Research has shown that the results obtained in gene expression studies in wild fishes are complex, and the selection of robust candidate biomarkers should be carefully selected (Tine, 2017). Studies by Sures (2004, 2006, 2007) recognize that parasitic infections can modify biomarkers (such as oxidative stress and contaminant metabolism endpoints) commonly used in teleost ecotox studies, potentially leading to biased results. Other factors such as age, sex, condition, reproductive status, and season can also cause incongruity (Marcogliese & Pietrock, 2011). One suggestion is to incorporate a multi-omics approach, including genomics, proteomics, and metabolomics, to fully understand how biological variables respond to environmental stressors (Kumar & Denslow, 2017).
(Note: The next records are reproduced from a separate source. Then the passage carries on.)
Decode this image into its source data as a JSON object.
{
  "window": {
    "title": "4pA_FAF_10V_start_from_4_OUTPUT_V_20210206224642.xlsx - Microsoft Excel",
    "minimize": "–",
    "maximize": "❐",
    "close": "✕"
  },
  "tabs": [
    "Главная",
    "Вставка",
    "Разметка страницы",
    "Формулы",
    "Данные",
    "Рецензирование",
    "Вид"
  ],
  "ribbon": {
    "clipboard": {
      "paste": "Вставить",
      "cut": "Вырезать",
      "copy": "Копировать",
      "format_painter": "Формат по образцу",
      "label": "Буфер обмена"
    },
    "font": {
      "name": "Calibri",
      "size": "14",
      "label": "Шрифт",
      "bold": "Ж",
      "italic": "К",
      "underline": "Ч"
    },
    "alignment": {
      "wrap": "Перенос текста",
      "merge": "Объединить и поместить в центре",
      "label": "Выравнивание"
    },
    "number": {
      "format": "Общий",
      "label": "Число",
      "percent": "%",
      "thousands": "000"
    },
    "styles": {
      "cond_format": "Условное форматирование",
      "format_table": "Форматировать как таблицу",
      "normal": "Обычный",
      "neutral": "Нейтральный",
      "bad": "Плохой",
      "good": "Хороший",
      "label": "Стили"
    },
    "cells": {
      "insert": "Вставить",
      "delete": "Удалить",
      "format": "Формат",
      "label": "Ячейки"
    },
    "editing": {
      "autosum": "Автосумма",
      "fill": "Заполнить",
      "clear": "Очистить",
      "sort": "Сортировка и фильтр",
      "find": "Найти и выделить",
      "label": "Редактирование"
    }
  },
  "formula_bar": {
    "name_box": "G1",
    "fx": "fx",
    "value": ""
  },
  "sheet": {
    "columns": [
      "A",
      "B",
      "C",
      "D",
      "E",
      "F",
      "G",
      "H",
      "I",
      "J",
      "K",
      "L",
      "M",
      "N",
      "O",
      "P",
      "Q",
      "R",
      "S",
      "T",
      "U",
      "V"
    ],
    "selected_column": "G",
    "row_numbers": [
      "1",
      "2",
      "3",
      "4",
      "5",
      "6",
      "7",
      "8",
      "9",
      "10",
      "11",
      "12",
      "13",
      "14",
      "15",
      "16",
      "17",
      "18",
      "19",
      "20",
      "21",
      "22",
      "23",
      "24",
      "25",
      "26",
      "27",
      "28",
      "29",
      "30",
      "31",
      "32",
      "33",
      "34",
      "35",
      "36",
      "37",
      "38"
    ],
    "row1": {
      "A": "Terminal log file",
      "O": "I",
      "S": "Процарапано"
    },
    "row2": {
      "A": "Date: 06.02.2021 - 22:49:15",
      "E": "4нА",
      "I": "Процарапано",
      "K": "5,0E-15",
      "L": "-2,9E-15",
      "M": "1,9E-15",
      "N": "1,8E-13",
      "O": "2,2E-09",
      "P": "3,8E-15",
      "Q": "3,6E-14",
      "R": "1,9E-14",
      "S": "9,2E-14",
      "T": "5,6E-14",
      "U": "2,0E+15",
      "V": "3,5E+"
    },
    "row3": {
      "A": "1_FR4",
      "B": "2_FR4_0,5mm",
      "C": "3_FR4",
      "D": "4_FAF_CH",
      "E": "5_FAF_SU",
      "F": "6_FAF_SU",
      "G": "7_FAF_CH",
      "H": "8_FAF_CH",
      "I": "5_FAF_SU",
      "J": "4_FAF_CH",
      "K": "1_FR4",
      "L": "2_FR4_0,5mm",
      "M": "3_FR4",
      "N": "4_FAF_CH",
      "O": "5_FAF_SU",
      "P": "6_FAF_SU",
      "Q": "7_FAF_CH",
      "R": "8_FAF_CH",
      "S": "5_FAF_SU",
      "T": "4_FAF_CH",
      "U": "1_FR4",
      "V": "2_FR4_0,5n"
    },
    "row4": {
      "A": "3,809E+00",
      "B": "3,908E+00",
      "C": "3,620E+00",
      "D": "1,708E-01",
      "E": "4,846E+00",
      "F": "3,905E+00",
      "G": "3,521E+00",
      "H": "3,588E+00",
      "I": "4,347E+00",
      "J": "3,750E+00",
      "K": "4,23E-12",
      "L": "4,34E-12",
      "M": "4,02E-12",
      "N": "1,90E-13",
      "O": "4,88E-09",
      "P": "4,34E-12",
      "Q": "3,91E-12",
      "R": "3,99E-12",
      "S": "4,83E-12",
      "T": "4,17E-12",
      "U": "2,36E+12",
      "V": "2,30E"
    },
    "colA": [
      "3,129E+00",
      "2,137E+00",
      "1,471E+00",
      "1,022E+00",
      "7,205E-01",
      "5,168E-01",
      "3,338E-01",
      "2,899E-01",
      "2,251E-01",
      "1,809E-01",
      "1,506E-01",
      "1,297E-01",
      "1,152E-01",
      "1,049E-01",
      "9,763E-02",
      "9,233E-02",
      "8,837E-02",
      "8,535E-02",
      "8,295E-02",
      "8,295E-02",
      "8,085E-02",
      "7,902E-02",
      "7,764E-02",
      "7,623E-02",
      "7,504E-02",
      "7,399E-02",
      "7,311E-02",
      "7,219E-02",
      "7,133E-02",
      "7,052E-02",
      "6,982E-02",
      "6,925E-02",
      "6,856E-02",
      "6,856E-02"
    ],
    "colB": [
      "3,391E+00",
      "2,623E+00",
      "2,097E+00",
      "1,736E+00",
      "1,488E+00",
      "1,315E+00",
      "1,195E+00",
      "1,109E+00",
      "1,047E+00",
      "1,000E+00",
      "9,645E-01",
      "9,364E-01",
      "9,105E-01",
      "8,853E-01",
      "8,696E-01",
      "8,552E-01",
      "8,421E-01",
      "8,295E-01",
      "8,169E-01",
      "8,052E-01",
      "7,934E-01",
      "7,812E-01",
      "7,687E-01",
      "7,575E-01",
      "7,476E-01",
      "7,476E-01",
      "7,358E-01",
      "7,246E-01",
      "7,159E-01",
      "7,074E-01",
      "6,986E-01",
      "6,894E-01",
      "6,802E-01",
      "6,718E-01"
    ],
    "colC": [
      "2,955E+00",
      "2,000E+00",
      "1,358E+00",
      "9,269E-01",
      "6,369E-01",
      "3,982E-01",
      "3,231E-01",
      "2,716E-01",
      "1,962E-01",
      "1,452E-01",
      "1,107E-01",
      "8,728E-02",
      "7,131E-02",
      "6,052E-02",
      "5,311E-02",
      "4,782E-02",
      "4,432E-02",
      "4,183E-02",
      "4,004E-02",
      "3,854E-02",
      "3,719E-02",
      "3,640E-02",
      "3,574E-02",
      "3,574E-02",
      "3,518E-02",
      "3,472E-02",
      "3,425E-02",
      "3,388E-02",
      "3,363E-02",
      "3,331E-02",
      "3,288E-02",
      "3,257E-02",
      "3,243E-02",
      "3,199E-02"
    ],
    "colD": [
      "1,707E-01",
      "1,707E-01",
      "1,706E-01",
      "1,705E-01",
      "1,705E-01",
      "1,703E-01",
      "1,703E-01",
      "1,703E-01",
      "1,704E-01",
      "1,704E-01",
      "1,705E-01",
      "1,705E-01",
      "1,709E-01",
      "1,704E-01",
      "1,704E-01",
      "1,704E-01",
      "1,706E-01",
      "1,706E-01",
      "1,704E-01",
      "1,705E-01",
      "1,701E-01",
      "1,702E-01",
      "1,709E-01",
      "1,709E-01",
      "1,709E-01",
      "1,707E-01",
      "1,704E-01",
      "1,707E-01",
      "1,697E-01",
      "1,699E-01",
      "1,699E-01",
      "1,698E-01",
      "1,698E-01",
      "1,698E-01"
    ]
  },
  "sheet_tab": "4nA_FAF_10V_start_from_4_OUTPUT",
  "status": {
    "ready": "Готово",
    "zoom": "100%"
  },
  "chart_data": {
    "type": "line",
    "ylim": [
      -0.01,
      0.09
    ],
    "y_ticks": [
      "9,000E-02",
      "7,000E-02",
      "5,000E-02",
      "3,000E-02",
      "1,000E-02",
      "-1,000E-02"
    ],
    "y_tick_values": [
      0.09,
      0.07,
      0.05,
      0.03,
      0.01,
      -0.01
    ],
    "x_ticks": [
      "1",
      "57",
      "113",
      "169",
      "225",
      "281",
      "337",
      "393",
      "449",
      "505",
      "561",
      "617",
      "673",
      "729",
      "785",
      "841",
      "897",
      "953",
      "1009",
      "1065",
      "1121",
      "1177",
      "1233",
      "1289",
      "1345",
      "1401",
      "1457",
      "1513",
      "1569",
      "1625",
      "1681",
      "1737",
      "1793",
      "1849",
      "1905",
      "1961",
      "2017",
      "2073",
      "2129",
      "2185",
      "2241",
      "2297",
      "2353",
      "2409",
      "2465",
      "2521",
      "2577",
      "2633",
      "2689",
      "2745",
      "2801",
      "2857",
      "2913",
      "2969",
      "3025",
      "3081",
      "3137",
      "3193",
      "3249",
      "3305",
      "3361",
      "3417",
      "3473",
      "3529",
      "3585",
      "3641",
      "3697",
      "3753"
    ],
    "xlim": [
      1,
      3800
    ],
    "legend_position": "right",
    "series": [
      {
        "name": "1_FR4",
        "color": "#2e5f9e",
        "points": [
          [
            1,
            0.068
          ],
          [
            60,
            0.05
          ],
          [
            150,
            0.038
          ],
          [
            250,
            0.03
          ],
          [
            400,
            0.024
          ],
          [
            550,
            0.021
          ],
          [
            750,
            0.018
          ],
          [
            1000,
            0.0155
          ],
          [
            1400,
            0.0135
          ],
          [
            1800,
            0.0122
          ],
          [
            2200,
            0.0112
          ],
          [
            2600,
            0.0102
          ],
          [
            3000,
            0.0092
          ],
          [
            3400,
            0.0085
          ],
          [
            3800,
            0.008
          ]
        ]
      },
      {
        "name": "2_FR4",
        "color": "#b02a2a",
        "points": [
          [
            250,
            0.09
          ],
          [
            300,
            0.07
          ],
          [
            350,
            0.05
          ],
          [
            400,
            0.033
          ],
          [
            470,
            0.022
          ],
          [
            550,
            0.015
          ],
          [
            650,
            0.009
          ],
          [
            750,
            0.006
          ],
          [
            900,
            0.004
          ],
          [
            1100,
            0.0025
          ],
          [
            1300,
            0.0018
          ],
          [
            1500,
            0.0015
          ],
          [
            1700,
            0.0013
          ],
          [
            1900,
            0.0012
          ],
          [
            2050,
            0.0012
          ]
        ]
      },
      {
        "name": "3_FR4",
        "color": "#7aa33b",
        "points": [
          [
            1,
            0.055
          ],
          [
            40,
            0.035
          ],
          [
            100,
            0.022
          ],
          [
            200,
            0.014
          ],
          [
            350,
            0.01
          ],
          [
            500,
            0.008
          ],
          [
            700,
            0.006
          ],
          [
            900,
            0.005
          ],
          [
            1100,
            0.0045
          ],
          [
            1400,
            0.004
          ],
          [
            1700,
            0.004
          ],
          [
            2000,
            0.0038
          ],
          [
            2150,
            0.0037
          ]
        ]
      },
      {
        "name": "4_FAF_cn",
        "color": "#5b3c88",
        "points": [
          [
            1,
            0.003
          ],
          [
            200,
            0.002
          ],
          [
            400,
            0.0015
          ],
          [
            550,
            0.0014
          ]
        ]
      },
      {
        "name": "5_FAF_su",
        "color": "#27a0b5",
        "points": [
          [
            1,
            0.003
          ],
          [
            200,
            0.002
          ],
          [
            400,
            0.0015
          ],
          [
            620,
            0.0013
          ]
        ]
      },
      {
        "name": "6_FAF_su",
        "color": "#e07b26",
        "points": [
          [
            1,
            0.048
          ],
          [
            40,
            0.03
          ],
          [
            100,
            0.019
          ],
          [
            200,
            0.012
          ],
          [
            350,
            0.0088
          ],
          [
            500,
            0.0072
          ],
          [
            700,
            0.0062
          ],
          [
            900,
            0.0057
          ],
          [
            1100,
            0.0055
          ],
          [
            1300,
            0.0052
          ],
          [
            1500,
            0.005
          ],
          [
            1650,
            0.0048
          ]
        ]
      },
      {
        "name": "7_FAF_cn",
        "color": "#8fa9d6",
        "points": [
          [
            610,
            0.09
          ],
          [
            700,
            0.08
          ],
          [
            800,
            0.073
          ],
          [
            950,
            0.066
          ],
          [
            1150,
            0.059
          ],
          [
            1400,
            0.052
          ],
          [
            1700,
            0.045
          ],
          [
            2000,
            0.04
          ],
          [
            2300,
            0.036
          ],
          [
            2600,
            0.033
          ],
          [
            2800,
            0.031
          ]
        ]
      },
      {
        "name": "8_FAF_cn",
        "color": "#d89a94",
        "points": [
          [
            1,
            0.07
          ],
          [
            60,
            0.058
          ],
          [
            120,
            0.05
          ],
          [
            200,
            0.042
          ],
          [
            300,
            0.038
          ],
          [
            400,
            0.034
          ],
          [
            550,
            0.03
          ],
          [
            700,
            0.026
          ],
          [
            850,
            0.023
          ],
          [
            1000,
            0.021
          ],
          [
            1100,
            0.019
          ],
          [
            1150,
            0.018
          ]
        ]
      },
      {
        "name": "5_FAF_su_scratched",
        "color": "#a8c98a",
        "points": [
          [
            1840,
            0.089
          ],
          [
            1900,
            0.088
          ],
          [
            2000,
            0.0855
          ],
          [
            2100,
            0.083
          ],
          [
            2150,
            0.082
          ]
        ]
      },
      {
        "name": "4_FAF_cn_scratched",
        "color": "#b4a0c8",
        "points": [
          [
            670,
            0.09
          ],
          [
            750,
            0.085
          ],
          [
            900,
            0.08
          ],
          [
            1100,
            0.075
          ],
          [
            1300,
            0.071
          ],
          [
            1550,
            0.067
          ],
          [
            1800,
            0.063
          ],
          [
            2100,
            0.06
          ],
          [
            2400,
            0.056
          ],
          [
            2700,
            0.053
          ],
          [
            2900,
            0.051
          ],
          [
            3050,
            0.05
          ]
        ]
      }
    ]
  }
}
Although our smallmouth bass health assessments have become more comprehensive, the inclusion of an environmental omics (Ge et al., 2013) approach would be a beneficial next step forward. Lastly, while this was a multi-year study, the limited number of observations (5 years) may have resulted in false-positive relationships (Aggarwal & Ranganathan, 2016) due to a decrease in power and an overestimation of effect (Lazic, 2018). Thus, longer sampling periods over multiple years and seasons could increase the statistical power and lower variability.

Conclusion

The integrated, fish health assessment approach presented in this study provides a better understanding of the effects agriculture-associated contaminants/land use have on smallmouth bass health endpoints from the molecular, cellular, and organismal levels. Not all types of contaminants were sampled consistently throughout the duration of the study, which limited the number of associations that could be analyzed with biological variables. More consistent surface water sampling and inclusion of liver tissue contaminant analysis, would help determine if contaminants detected in the water also bioaccumulate in the liver and are associated with transcriptional changes. Also, based on the changes observed in oxidative and contaminant metabolism-related gene transcripts, it would be worthwhile to include other contaminant analyses, including heavy metals. The results of this study identified the importance of timing for land management practices and how contaminants respond temporally to changes in flow. They also show that agricultural practices affect hepatic gene transcripts associated with immune function and disease resistance and may negatively affect the ability of smallmouth bass to resist opportunistic pathogens. Differences in gene transcript abundance associated with contaminants were observed between the sexes which is important information to consider for population management control. And while this work included many years of contaminant analyses, a better approach may also be to include a time-integrated sampling, such as the use of passive samplers, to get a deeper understanding of exposure patterns and biological responses. Additional work at these sites could include immune function, endocrine disruption, and additional gene transcript (gonad and anterior kidney) abundance analyses which will provide a broader scope of the health effects at Pine and WBM in addition to other sites within the Susquehanna River watershed.